Written By Joshua Copus-Oxland |
Home of Springs, Trengwaington is a long-running project by Barbara Santi, an established documentary filmmaker currently based in West Cornwall, whose themes often revolve around Cornish heritage, rurality and agriculture. This project in particular is about the Trengwaington gardens in Penzance: it takes place across multiple mediums from the feature film, to the companion book, exhibitions and even a few workshops. The director worked on this alongside volunteers for three years, and her depth of research shows in the way she talks about her process:
“We had worked with lots of different communities. The idea of writing a book collectively with volunteers obviously takes a lot of time, so there were a lot of things that happened during those three years and regular research group meeting, research outings and working with schools and young people. There were different artists that worked with me and also the volunteers were the key parts of the project along with me.”
As for the film itself, it has a very soothing quality to it. Some of the shots of the garden, particularly the macro, slow-mo and aerial shots are gorgeous, and that – along with the score – really adds to the sense of beauty the film wants you to feel about the garden. It makes a great case for why Trengwaington gardens is worth visiting. The camaraderie of the volunteer as well as how the film looks at their roles in the garden contribute to a positive message about working to preserve history for young and old generations, even if that history seems small.
Seeing the day-to-day experiences these volunteers go through, such as finding a baby owl in one of the trees, making tiny labels for the plants, or attaching bungee cords to Magnolia tree branches to stop them from growing wider, adds a lot of insight into what goes on behind the scenes while not being strictly educational.

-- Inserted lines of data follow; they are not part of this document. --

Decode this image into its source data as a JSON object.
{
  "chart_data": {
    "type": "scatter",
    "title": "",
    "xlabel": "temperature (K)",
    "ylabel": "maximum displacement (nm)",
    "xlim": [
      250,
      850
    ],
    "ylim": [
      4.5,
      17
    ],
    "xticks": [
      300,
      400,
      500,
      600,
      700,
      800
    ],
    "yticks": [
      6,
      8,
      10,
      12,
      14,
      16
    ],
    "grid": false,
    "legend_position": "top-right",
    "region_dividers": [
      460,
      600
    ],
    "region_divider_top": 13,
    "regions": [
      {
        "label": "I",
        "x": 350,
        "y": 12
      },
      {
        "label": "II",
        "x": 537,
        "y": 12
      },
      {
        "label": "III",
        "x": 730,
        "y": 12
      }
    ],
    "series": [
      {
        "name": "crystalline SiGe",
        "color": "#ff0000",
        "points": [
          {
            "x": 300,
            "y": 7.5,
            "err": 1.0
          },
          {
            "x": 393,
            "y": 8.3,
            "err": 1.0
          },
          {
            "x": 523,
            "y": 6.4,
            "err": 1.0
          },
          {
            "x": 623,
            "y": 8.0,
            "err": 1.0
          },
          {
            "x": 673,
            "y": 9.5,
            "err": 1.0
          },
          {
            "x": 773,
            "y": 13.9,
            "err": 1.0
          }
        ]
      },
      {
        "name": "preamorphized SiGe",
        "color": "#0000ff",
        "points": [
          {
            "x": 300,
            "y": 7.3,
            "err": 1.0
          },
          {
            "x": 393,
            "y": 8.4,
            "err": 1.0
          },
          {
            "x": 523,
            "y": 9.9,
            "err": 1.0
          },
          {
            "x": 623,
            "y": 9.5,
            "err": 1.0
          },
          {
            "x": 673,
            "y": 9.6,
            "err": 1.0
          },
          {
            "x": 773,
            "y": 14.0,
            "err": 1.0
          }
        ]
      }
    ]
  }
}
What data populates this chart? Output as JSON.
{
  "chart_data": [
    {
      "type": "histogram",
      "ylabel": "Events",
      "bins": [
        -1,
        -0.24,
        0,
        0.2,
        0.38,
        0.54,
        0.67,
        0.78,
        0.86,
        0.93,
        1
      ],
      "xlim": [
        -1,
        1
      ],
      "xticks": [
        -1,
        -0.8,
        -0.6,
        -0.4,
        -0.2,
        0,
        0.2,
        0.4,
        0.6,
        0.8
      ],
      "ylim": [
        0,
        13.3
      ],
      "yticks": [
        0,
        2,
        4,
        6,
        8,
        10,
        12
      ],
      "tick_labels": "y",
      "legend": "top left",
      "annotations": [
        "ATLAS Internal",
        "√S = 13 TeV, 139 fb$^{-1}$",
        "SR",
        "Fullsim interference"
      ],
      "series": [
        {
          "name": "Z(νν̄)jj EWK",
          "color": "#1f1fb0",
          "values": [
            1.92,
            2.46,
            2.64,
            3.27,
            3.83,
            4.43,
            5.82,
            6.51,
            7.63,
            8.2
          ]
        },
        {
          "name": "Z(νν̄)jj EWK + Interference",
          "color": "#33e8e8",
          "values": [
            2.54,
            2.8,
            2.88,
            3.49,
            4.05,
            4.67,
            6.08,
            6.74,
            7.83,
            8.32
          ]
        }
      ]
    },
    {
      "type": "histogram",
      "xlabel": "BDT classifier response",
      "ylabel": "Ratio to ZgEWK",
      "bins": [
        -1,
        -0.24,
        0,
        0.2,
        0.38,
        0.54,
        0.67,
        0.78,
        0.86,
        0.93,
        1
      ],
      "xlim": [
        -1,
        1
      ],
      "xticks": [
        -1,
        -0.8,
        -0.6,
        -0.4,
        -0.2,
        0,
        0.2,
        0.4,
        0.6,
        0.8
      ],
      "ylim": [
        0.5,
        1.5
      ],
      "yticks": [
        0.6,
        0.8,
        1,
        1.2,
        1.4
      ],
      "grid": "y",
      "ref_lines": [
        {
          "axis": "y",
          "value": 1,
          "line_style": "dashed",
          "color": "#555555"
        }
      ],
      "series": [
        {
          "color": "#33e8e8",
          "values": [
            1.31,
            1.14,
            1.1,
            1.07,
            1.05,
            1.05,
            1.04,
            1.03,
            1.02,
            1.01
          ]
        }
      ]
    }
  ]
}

While the callbacks to the history of the garden are interesting, the ties and sequencing of events aren’t strong enough to build the film narrative on its own. Since the film is edited in a way that tries to stitch many different types of media together, such as archival film, photos and various filming techniques, it’s more about the overall experience of the film, with its visuals, its slice of life experiences of the garden’s volunteers, and the different jobs that go into holding the garden together, rather than building a traditionally structured story. As a whole, it’s indecisive on whether it wants to talk about the history, focus on the volunteers, or look at the workshops, and because of that, it falls short of serving as a complete movie experience.
For what it does, however, Home of Springs is an intriguing look into a part of Cornwall most would only take a cursory glance at, as well as having a calming atmosphere not a lot of other works of this type could achieve.
This was screened at the Poly, as part of a tour across ten different venues in the Devon/Cornwall area, along with exhibitions and Q&As. The director has found the experience enriching, as audience participation as well as the setting of the screening helps to add input to her work.
“Those first few screenings really are a fantastic way to gauge when things are working and when they’re not working. Sometimes, I’ll go back to the edit suite and tweak things. When looking at the big screen, it has a different dimension, so that’s a really helpful process for me.”